At the end of 2 years, mean improvement from baseline was numerically greater in the TREX and GILA cohorts, compared with eyes receiving monthly ranibizumab, 11.4 letters and 10.5 letters versus 8.3 letters, but there were no statistically significant differences between groups.
The proportion of eyes with a ≥3-line gain in BCVA was also similar in the monthly ranibizumab, TREX, and GILA groups, 24%, 27%, and 30%, respectively, and no eyes lost ≥3 lines of BCVA.
Mean number of injections received over the 2-year period was 24.7 in the ranibizumab monthly cohort, 18.9 for the TREX eyes, and 17.5 for the GILA group. Mean treatment interval was about 4.3 weeks for eyes randomized to monthly ranibizumab, 6.2 weeks for TREX, and 6.7 weeks in the GILA group (See Figure 2).
Figure 2: Both treat-and-extend cohorts (with and without adjunct guided laser) demonstrate statistically significant reduction in treatment burden over the monthly ranibizumab cohort. (Image courtesy of David M. Brown, MD)

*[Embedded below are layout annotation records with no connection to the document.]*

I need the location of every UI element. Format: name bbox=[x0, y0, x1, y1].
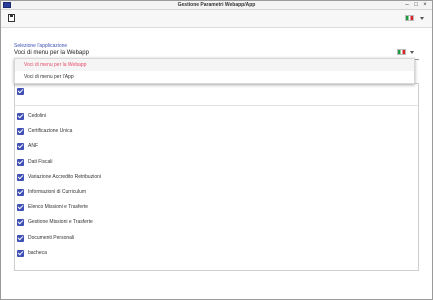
list-item[interactable]: ANF bbox=[17, 141, 397, 153]
item-checkbox[interactable] bbox=[17, 249, 24, 257]
item-checkbox[interactable] bbox=[17, 173, 24, 181]
item-label: Dati Fiscali bbox=[28, 158, 53, 165]
selector-dropdown: Voci di menu per la Webapp Voci di menu … bbox=[14, 58, 415, 84]
item-label: ANF bbox=[28, 143, 38, 150]
selector-label: Selezione l'applicazione bbox=[14, 43, 68, 49]
list-item[interactable]: Certificazione Unica bbox=[17, 126, 397, 138]
item-checkbox[interactable] bbox=[17, 158, 24, 166]
item-label: Informazioni di Curriculum bbox=[28, 189, 87, 195]
list-item[interactable]: Documenti Personali bbox=[17, 233, 397, 245]
item-checkbox[interactable] bbox=[17, 143, 24, 151]
italy-flag-icon[interactable] bbox=[405, 15, 414, 21]
selector-value[interactable]: Voci di menu per la Webapp bbox=[14, 50, 89, 56]
italy-flag-icon bbox=[397, 49, 406, 55]
item-label: Elenco Missioni e Trasferte bbox=[28, 204, 89, 211]
item-checkbox[interactable] bbox=[17, 113, 24, 120]
select-all-checkbox[interactable] bbox=[17, 88, 24, 95]
window-title: Gestione Parametri Webapp/App bbox=[177, 2, 256, 8]
item-label: Cedolini bbox=[28, 113, 47, 119]
item-checkbox[interactable] bbox=[17, 234, 24, 242]
item-label: Variazione Accredito Retribuzioni bbox=[28, 173, 102, 180]
close-icon[interactable]: × bbox=[421, 1, 429, 9]
minimize-icon[interactable]: – bbox=[403, 1, 411, 9]
item-label: Certificazione Unica bbox=[28, 128, 73, 135]
list-item[interactable]: Variazione Accredito Retribuzioni bbox=[17, 172, 397, 184]
list-item[interactable]: Informazioni di Curriculum bbox=[17, 187, 397, 199]
chevron-down-icon[interactable] bbox=[410, 51, 414, 54]
item-label: bacheca bbox=[28, 249, 47, 256]
title-bar: Gestione Parametri Webapp/App – □ × bbox=[1, 1, 432, 10]
chevron-down-icon[interactable] bbox=[420, 17, 424, 20]
list-item[interactable]: Elenco Missioni e Trasferte bbox=[17, 202, 397, 214]
item-checkbox[interactable] bbox=[17, 204, 24, 212]
menu-items-panel: Cedolini Certificazione Unica ANF Dati Fisc… bbox=[14, 83, 419, 271]
list-item[interactable]: Dati Fiscali bbox=[17, 157, 397, 169]
app-window: Gestione Parametri Webapp/App – □ × Sele… bbox=[0, 0, 433, 300]
item-label: Documenti Personali bbox=[28, 234, 75, 241]
list-item[interactable]: bacheca bbox=[17, 248, 397, 260]
divider bbox=[15, 105, 418, 106]
item-label: Gestione Missioni e Trasferte bbox=[28, 219, 93, 226]
select-all-row[interactable] bbox=[17, 86, 397, 98]
save-icon[interactable] bbox=[8, 14, 15, 22]
toolbar bbox=[1, 10, 432, 28]
item-checkbox[interactable] bbox=[17, 219, 24, 227]
item-checkbox[interactable] bbox=[17, 189, 24, 196]
option-webapp[interactable]: Voci di menu per la Webapp bbox=[15, 59, 414, 71]
option-app[interactable]: Voci di menu per l'App bbox=[15, 71, 414, 83]
list-item[interactable]: Cedolini bbox=[17, 111, 397, 123]
item-checkbox[interactable] bbox=[17, 128, 24, 136]
list-item[interactable]: Gestione Missioni e Trasferte bbox=[17, 217, 397, 229]
maximize-icon[interactable]: □ bbox=[412, 1, 420, 9]
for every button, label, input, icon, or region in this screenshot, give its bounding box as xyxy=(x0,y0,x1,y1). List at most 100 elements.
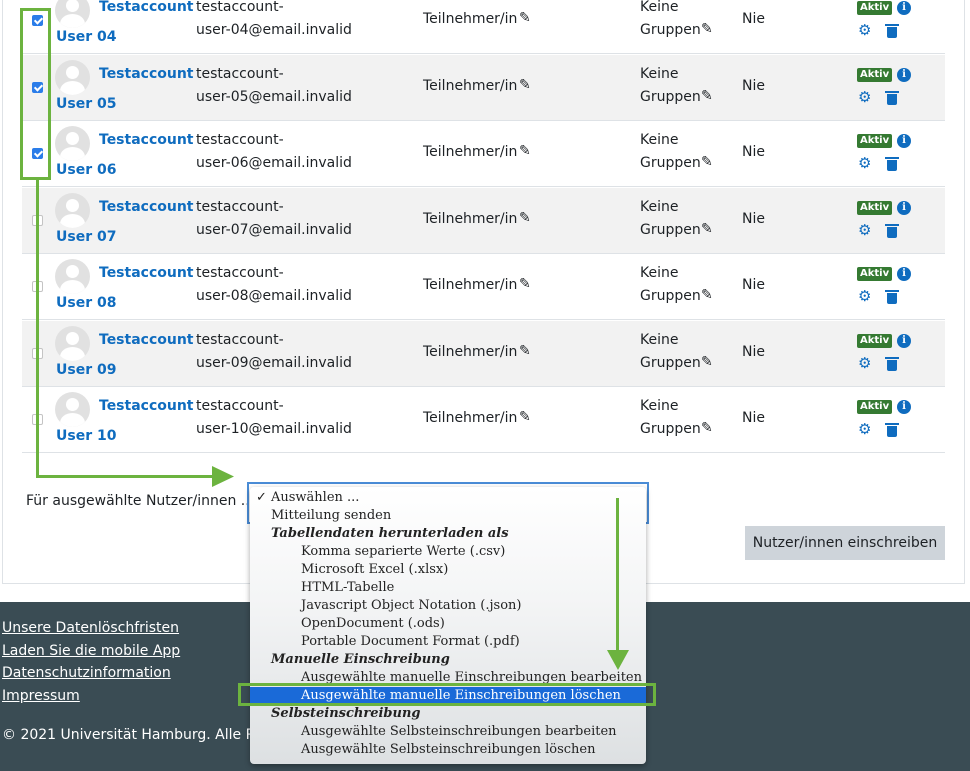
last-access-value: Nie xyxy=(742,11,765,27)
edit-role-pencil-icon[interactable]: ✎ xyxy=(519,77,531,93)
trash-icon[interactable] xyxy=(885,224,899,238)
user-firstname-link[interactable]: Testaccount xyxy=(99,66,194,82)
role-label: Teilnehmer/in xyxy=(423,78,518,94)
enrolment-info-icon[interactable]: i xyxy=(897,400,911,414)
table-row: Testaccount User 07 testaccount- user-07… xyxy=(22,188,945,254)
edit-role-pencil-icon[interactable]: ✎ xyxy=(519,210,531,226)
enrolment-info-icon[interactable]: i xyxy=(897,201,911,215)
groups-line-1: Keine xyxy=(640,66,679,82)
enrolment-info-icon[interactable]: i xyxy=(897,1,911,15)
dropdown-option[interactable]: Javascript Object Notation (.json) xyxy=(301,597,521,615)
edit-groups-pencil-icon[interactable]: ✎ xyxy=(701,21,713,37)
user-firstname-link[interactable]: Testaccount xyxy=(99,398,194,414)
dropdown-option[interactable]: HTML-Tabelle xyxy=(301,579,394,597)
edit-groups-pencil-icon[interactable]: ✎ xyxy=(701,287,713,303)
last-access-value: Nie xyxy=(742,211,765,227)
footer-link-deletion-periods[interactable]: Unsere Datenlöschfristen xyxy=(2,620,179,636)
gear-icon[interactable]: ⚙ xyxy=(858,156,871,171)
user-firstname-link[interactable]: Testaccount xyxy=(99,132,194,148)
dropdown-option[interactable]: OpenDocument (.ods) xyxy=(301,615,445,633)
user-lastname-link[interactable]: User 10 xyxy=(56,428,116,444)
user-firstname-link[interactable]: Testaccount xyxy=(99,265,194,281)
avatar[interactable] xyxy=(55,326,90,361)
bulk-action-dropdown-list[interactable]: ✓ Auswählen ... Mitteilung senden Tabelle… xyxy=(250,487,646,764)
dropdown-option-choose[interactable]: Auswählen ... xyxy=(271,489,359,507)
annotation-arrow-line-down xyxy=(616,498,619,652)
email-line-2: user-04@email.invalid xyxy=(196,22,352,38)
trash-icon[interactable] xyxy=(885,423,899,437)
gear-icon[interactable]: ⚙ xyxy=(858,422,871,437)
email-line-2: user-06@email.invalid xyxy=(196,155,352,171)
email-line-2: user-08@email.invalid xyxy=(196,288,352,304)
dropdown-option[interactable]: Microsoft Excel (.xlsx) xyxy=(301,561,448,579)
table-row: Testaccount User 06 testaccount- user-06… xyxy=(22,121,945,187)
gear-icon[interactable]: ⚙ xyxy=(858,23,871,38)
user-firstname-link[interactable]: Testaccount xyxy=(99,199,194,215)
edit-role-pencil-icon[interactable]: ✎ xyxy=(519,143,531,159)
avatar[interactable] xyxy=(55,392,90,427)
trash-icon[interactable] xyxy=(885,91,899,105)
edit-role-pencil-icon[interactable]: ✎ xyxy=(519,343,531,359)
user-firstname-link[interactable]: Testaccount xyxy=(99,0,194,15)
email-line-2: user-09@email.invalid xyxy=(196,355,352,371)
groups-line-2: Gruppen xyxy=(640,89,701,105)
avatar[interactable] xyxy=(55,259,90,294)
trash-icon[interactable] xyxy=(885,24,899,38)
dropdown-option[interactable]: Komma separierte Werte (.csv) xyxy=(301,543,505,561)
email-line-1: testaccount- xyxy=(196,398,284,414)
enrolment-info-icon[interactable]: i xyxy=(897,134,911,148)
trash-icon[interactable] xyxy=(885,157,899,171)
annotation-arrow-down-icon xyxy=(607,650,629,670)
gear-icon[interactable]: ⚙ xyxy=(858,90,871,105)
enrolment-info-icon[interactable]: i xyxy=(897,68,911,82)
edit-role-pencil-icon[interactable]: ✎ xyxy=(519,409,531,425)
user-lastname-link[interactable]: User 05 xyxy=(56,96,116,112)
avatar[interactable] xyxy=(55,60,90,95)
groups-line-1: Keine xyxy=(640,265,679,281)
role-label: Teilnehmer/in xyxy=(423,277,518,293)
user-firstname-link[interactable]: Testaccount xyxy=(99,332,194,348)
dropdown-option[interactable]: Ausgewählte Selbsteinschreibungen bearbe… xyxy=(301,723,617,741)
footer-link-imprint[interactable]: Impressum xyxy=(2,688,80,704)
email-line-2: user-10@email.invalid xyxy=(196,421,352,437)
email-line-2: user-05@email.invalid xyxy=(196,89,352,105)
edit-role-pencil-icon[interactable]: ✎ xyxy=(519,10,531,26)
footer-link-privacy[interactable]: Datenschutzinformation xyxy=(2,665,171,681)
trash-icon[interactable] xyxy=(885,290,899,304)
user-lastname-link[interactable]: User 06 xyxy=(56,162,116,178)
edit-groups-pencil-icon[interactable]: ✎ xyxy=(701,154,713,170)
edit-role-pencil-icon[interactable]: ✎ xyxy=(519,276,531,292)
user-lastname-link[interactable]: User 04 xyxy=(56,29,116,45)
enrol-users-button[interactable]: Nutzer/innen einschreiben xyxy=(745,526,945,560)
edit-groups-pencil-icon[interactable]: ✎ xyxy=(701,221,713,237)
trash-icon[interactable] xyxy=(885,357,899,371)
edit-groups-pencil-icon[interactable]: ✎ xyxy=(701,420,713,436)
dropdown-optgroup-label: Tabellendaten herunterladen als xyxy=(271,526,509,541)
user-lastname-link[interactable]: User 07 xyxy=(56,229,116,245)
email-line-2: user-07@email.invalid xyxy=(196,222,352,238)
dropdown-option[interactable]: Ausgewählte Selbsteinschreibungen lösche… xyxy=(301,741,595,759)
avatar[interactable] xyxy=(55,0,90,28)
user-lastname-link[interactable]: User 09 xyxy=(56,362,116,378)
gear-icon[interactable]: ⚙ xyxy=(858,356,871,371)
enrolment-info-icon[interactable]: i xyxy=(897,334,911,348)
role-label: Teilnehmer/in xyxy=(423,410,518,426)
last-access-value: Nie xyxy=(742,144,765,160)
enrolment-info-icon[interactable]: i xyxy=(897,267,911,281)
gear-icon[interactable]: ⚙ xyxy=(858,223,871,238)
avatar[interactable] xyxy=(55,193,90,228)
footer-link-mobile-app[interactable]: Laden Sie die mobile App xyxy=(2,643,180,659)
last-access-value: Nie xyxy=(742,78,765,94)
edit-groups-pencil-icon[interactable]: ✎ xyxy=(701,88,713,104)
status-badge: Aktiv xyxy=(857,1,893,15)
annotation-arrow-right-icon xyxy=(212,466,234,487)
groups-line-1: Keine xyxy=(640,332,679,348)
dropdown-option[interactable]: Portable Document Format (.pdf) xyxy=(301,633,520,651)
table-row: Testaccount User 05 testaccount- user-05… xyxy=(22,55,945,121)
email-line-1: testaccount- xyxy=(196,332,284,348)
user-lastname-link[interactable]: User 08 xyxy=(56,295,116,311)
avatar[interactable] xyxy=(55,126,90,161)
gear-icon[interactable]: ⚙ xyxy=(858,289,871,304)
dropdown-option[interactable]: Mitteilung senden xyxy=(271,507,391,525)
edit-groups-pencil-icon[interactable]: ✎ xyxy=(701,354,713,370)
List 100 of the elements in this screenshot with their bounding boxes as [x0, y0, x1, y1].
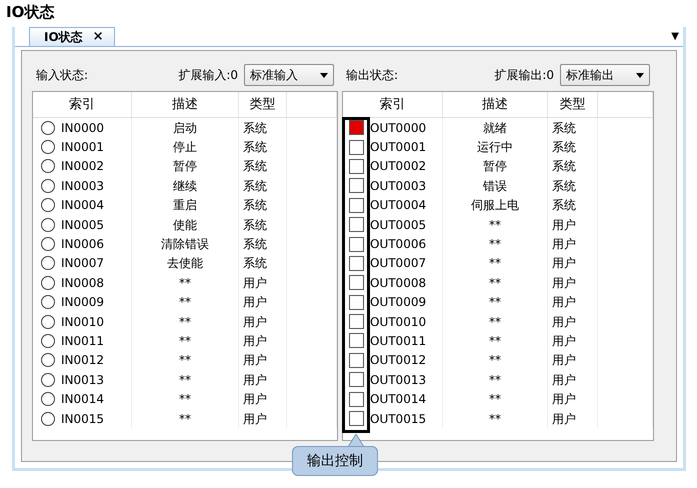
description-text: 清除错误 [161, 236, 209, 254]
description-text: ** [179, 314, 191, 331]
description-text: 停止 [173, 139, 197, 156]
index-text: IN0004 [61, 197, 104, 214]
type-text: 用户 [552, 314, 576, 331]
index-text: OUT0009 [370, 294, 426, 312]
mode-dropdown[interactable]: 标准输出 [560, 64, 650, 86]
index-text: IN0000 [61, 120, 104, 137]
type-text: 系统 [243, 197, 267, 214]
index-text: OUT0007 [370, 255, 426, 272]
mode-dropdown[interactable]: 标准输入 [244, 64, 334, 86]
output-checkbox[interactable] [349, 352, 364, 368]
type-text: 用户 [552, 236, 576, 254]
index-text: IN0014 [61, 391, 104, 408]
output-checkbox[interactable] [349, 411, 364, 426]
output-checkbox[interactable] [349, 236, 364, 252]
description-text: ** [489, 255, 501, 272]
type-text: 用户 [552, 216, 576, 234]
description-text: 错误 [483, 178, 507, 195]
type-text: 用户 [552, 372, 576, 389]
index-text: IN0013 [61, 372, 104, 389]
description-text: ** [179, 391, 191, 408]
index-text: OUT0013 [370, 372, 426, 389]
index-text: OUT0005 [370, 216, 426, 234]
output-checkbox[interactable] [349, 198, 364, 213]
type-text: 用户 [243, 294, 267, 312]
column-header: 类型 [548, 92, 598, 117]
type-text: 用户 [243, 314, 267, 331]
index-text: IN0003 [61, 178, 104, 195]
type-text: 用户 [243, 391, 267, 408]
type-text: 系统 [552, 197, 576, 214]
description-text: ** [179, 410, 191, 428]
output-checkbox[interactable] [349, 158, 364, 174]
output-checkbox[interactable] [349, 275, 364, 290]
page-title: IO状态 [6, 2, 54, 22]
index-text: IN0007 [61, 255, 104, 272]
index-text: IN0015 [61, 410, 104, 428]
type-text: 用户 [552, 332, 576, 350]
output-checkbox[interactable] [349, 333, 364, 348]
type-text: 用户 [243, 352, 267, 370]
description-text: ** [489, 294, 501, 312]
type-text: 系统 [243, 255, 267, 272]
index-text: OUT0003 [370, 178, 426, 195]
type-text: 用户 [552, 391, 576, 408]
type-text: 用户 [243, 332, 267, 350]
index-text: OUT0011 [370, 332, 426, 350]
index-text: OUT0006 [370, 236, 426, 254]
column-header: 描述 [132, 92, 239, 117]
description-text: ** [489, 236, 501, 254]
output-checkbox[interactable] [349, 294, 364, 310]
index-text: OUT0012 [370, 352, 426, 370]
type-text: 系统 [243, 120, 267, 137]
panel-label: 输出状态: [346, 67, 400, 84]
index-text: IN0010 [61, 314, 104, 331]
index-text: OUT0010 [370, 314, 426, 331]
output-checkbox[interactable] [349, 392, 364, 407]
dropdown-caret-icon [636, 72, 644, 78]
description-text: 继续 [173, 178, 197, 195]
output-checkbox[interactable] [349, 120, 364, 136]
index-text: OUT0014 [370, 391, 426, 408]
type-text: 用户 [243, 274, 267, 292]
description-text: 暂停 [173, 158, 197, 176]
type-text: 系统 [243, 236, 267, 254]
type-text: 系统 [243, 158, 267, 176]
close-icon[interactable]: × [92, 27, 104, 47]
description-text: 使能 [173, 216, 197, 234]
type-text: 用户 [552, 294, 576, 312]
index-text: IN0008 [61, 274, 104, 292]
type-text: 系统 [243, 178, 267, 195]
index-text: OUT0001 [370, 139, 426, 156]
type-text: 系统 [552, 178, 576, 195]
description-text: 启动 [173, 120, 197, 137]
expand-count-label: 扩展输入:0 [178, 67, 238, 84]
output-checkbox[interactable] [349, 256, 364, 271]
description-text: 伺服上电 [471, 197, 519, 214]
index-text: IN0002 [61, 158, 104, 176]
description-text: ** [489, 391, 501, 408]
output-checkbox[interactable] [349, 217, 364, 232]
description-text: ** [489, 216, 501, 234]
type-text: 系统 [552, 158, 576, 176]
description-text: ** [179, 294, 191, 312]
tab[interactable]: IO状态 × [29, 27, 115, 46]
type-text: 系统 [552, 120, 576, 137]
description-text: ** [179, 352, 191, 370]
index-text: OUT0015 [370, 410, 426, 428]
type-text: 系统 [243, 216, 267, 234]
output-checkbox[interactable] [349, 372, 364, 388]
callout-pointer [348, 434, 364, 447]
description-text: ** [489, 372, 501, 389]
description-text: ** [179, 332, 191, 350]
description-text: 暂停 [483, 158, 507, 176]
output-checkbox[interactable] [349, 178, 364, 194]
output-checkbox[interactable] [349, 314, 364, 330]
description-text: 去使能 [167, 255, 203, 272]
description-text: 重启 [173, 197, 197, 214]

The differences in favor of using a TAE approach compared with the monthly regimen were strongly statistically significant (P <0.001). There were no statistically significant differences in the mean number of monthly injections or mean treatment interval comparing the TREX and GILA groups, perhaps due to small sample size, said Dr. Brown.
A total of 117 guided laser treatments were administered in year 2. The average number of laser treatments received per patient in the GILA group was 3.1 during the first year and 1.9 during year 2.
Safety was good in all groups. The only ocular serious adverse event was a case of vitreous hemorrhage in the TAE cohort. Six patients died during the study, but none of the deaths were study-related.
David M. Brown, MD
This article is based on a presentation given by Dr. Brown at the Retina Subspecialty Day, held prior to the 2017 American Academy of Ophthalmology meeting. Dr. Brown is a consultant to and receives grant support from Genentech/Roche, Regeneron/Bayer, Novartis and other companies. Genentech partially funded TREX-DME study and OD-OS funded the lasers.